Part 1 explicitly covers the difference between quadrants and quadrivia, with quadrants being dimensions possessed by a (individual) holon, and quadrivia being perspectives through which an object can be viewed (even if the object itself does not possess four quadrants, such as artifacts, heaps, and groups/societies). The four quadrants are one set of perspectives that can function as quadrivia. Mark and Ken also discuss the difference between dimensions and drives as they relate to the quadrants, and the difference between individual and social holons.

Here are some definitions of quadrivia from dictionaries offered here to represent my curiosity about this term, probably stimulated by the occasion of national spelling bees now becoming a prime time television event in the United States:

higher division of liberal arts: a set of four of the seven liberal arts taught in medieval universities, consisting of arithmetic, geometry, music, and astronomy. The three lower arts trivium were grammar, rhetoric, and logic.

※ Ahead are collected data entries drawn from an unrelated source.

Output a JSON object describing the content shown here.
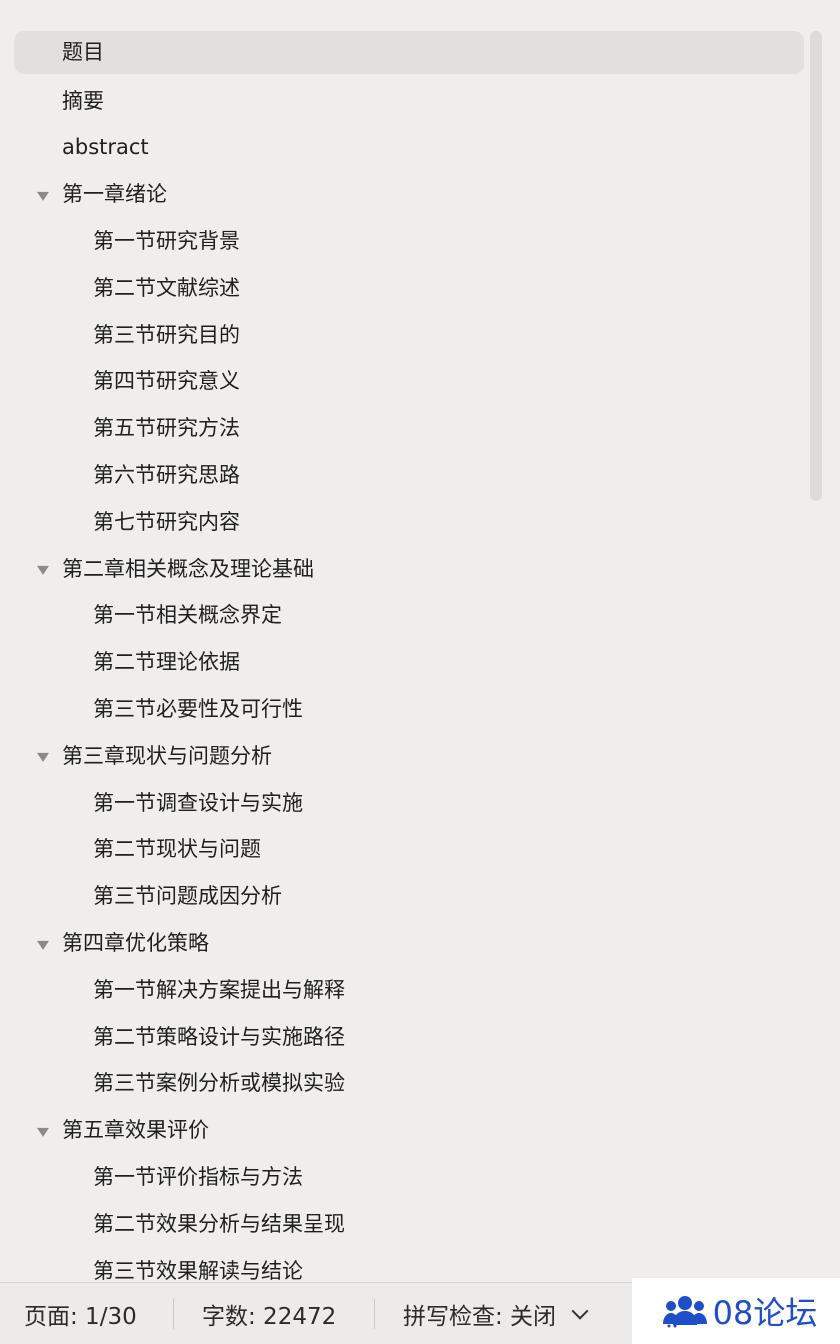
{
  "outline": {
    "items": [
      {
        "label": "题目",
        "level": 0,
        "selected": true,
        "expanded": null
      },
      {
        "label": "摘要",
        "level": 0,
        "selected": false,
        "expanded": null
      },
      {
        "label": "abstract",
        "level": 0,
        "selected": false,
        "expanded": null
      },
      {
        "label": "第一章绪论",
        "level": 0,
        "selected": false,
        "expanded": true
      },
      {
        "label": "第一节研究背景",
        "level": 1,
        "selected": false,
        "expanded": null
      },
      {
        "label": "第二节文献综述",
        "level": 1,
        "selected": false,
        "expanded": null
      },
      {
        "label": "第三节研究目的",
        "level": 1,
        "selected": false,
        "expanded": null
      },
      {
        "label": "第四节研究意义",
        "level": 1,
        "selected": false,
        "expanded": null
      },
      {
        "label": "第五节研究方法",
        "level": 1,
        "selected": false,
        "expanded": null
      },
      {
        "label": "第六节研究思路",
        "level": 1,
        "selected": false,
        "expanded": null
      },
      {
        "label": "第七节研究内容",
        "level": 1,
        "selected": false,
        "expanded": null
      },
      {
        "label": "第二章相关概念及理论基础",
        "level": 0,
        "selected": false,
        "expanded": true
      },
      {
        "label": "第一节相关概念界定",
        "level": 1,
        "selected": false,
        "expanded": null
      },
      {
        "label": "第二节理论依据",
        "level": 1,
        "selected": false,
        "expanded": null
      },
      {
        "label": "第三节必要性及可行性",
        "level": 1,
        "selected": false,
        "expanded": null
      },
      {
        "label": "第三章现状与问题分析",
        "level": 0,
        "selected": false,
        "expanded": true
      },
      {
        "label": "第一节调查设计与实施",
        "level": 1,
        "selected": false,
        "expanded": null
      },
      {
        "label": "第二节现状与问题",
        "level": 1,
        "selected": false,
        "expanded": null
      },
      {
        "label": "第三节问题成因分析",
        "level": 1,
        "selected": false,
        "expanded": null
      },
      {
        "label": "第四章优化策略",
        "level": 0,
        "selected": false,
        "expanded": true
      },
      {
        "label": "第一节解决方案提出与解释",
        "level": 1,
        "selected": false,
        "expanded": null
      },
      {
        "label": "第二节策略设计与实施路径",
        "level": 1,
        "selected": false,
        "expanded": null
      },
      {
        "label": "第三节案例分析或模拟实验",
        "level": 1,
        "selected": false,
        "expanded": null
      },
      {
        "label": "第五章效果评价",
        "level": 0,
        "selected": false,
        "expanded": true
      },
      {
        "label": "第一节评价指标与方法",
        "level": 1,
        "selected": false,
        "expanded": null
      },
      {
        "label": "第二节效果分析与结果呈现",
        "level": 1,
        "selected": false,
        "expanded": null
      },
      {
        "label": "第三节效果解读与结论",
        "level": 1,
        "selected": false,
        "expanded": null
      }
    ]
  },
  "statusbar": {
    "page": "页面: 1/30",
    "words": "字数: 22472",
    "spellcheck": "拼写检查: 关闭"
  },
  "watermark": {
    "text": "08论坛",
    "icon": "people-icon"
  },
  "colors": {
    "background": "#efeeec",
    "selected_item": "#e1e0de",
    "toggle": "#8a8a8a",
    "watermark_text": "#1e4fc8"
  }
}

http://encarta.msn.com/dictionary_/quadrivia.html

Etymology: Late Latin, from Latin, crossroads, from quadri- + via way–more at WAY: a group of studies consisting of arithmetic, music, geometry, and astronomy and forming the upper division of the seven liberal arts in medieval universities–compare TRIVIUM

http://www.m-w.com/cgi-bin/dictionary?book=Dictionary&va=quadrivia&x=0&y=0

Other Google references were to a four-piece alternative metal funk acoustic band based in Dublin Ireland, an Italian “software farm,” a computer graphics firm in Connecticut USA, the web name of a book reviewer from Durham, North Carolina USA, the title of a newsletter published by Congress of Dreams—“a newsletter template that was designed for the University of Queensland School of History, Philosophy, Religion & Classics. The name and style incorporates elements of each discipline.” The following jokes from the Edinburgh Fringe Festival 2005 are among the offerings on one of their issues:

I realised I was dyslexic when I went to a toga party dressed as a goat.

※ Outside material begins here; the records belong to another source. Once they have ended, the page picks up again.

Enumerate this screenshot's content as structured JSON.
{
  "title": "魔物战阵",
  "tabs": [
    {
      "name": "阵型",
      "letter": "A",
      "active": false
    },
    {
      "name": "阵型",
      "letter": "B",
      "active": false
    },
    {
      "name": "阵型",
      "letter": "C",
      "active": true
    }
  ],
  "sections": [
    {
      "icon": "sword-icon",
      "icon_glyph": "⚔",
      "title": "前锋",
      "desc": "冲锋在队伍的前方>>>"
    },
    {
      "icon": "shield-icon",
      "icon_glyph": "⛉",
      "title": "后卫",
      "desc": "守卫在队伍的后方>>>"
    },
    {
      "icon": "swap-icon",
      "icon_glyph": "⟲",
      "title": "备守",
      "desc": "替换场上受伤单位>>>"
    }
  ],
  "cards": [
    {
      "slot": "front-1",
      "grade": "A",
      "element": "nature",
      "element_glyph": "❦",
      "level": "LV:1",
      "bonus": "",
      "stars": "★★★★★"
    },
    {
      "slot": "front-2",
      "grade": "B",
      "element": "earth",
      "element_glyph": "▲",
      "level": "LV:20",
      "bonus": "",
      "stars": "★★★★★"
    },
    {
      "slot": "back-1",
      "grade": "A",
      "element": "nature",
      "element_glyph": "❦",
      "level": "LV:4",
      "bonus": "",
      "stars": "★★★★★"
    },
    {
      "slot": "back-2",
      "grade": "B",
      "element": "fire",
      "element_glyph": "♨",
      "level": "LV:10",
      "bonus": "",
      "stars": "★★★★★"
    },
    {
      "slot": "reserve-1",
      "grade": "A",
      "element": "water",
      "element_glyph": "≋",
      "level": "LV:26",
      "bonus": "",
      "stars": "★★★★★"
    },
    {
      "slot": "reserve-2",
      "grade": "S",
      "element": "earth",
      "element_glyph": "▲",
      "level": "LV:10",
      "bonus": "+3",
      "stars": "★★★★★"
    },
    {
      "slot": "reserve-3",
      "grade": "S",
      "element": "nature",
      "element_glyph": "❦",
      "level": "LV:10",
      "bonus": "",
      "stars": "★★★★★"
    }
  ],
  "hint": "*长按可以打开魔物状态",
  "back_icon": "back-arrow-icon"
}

– Marcus Brigstocke at the Assembly Rooms

My dad is Irish and my mum is Iranian, which meant that we spent most of our family holidays in Customs.

– Patrick Monahan at the Gilded Balloon

If you are impatient with heavy discussions of theoretical constructs, then hopefully this bit of an aside has helped. In any case, on this note I will simply encourage you to listen to the conversation as a way of opening you to the work of Mark Edwards if you have not already taken the leap. Furthermore, for those who are interested in understanding the conceptual underpinnings of integral theory, this exchange between Wilber and Edwards is invaluable.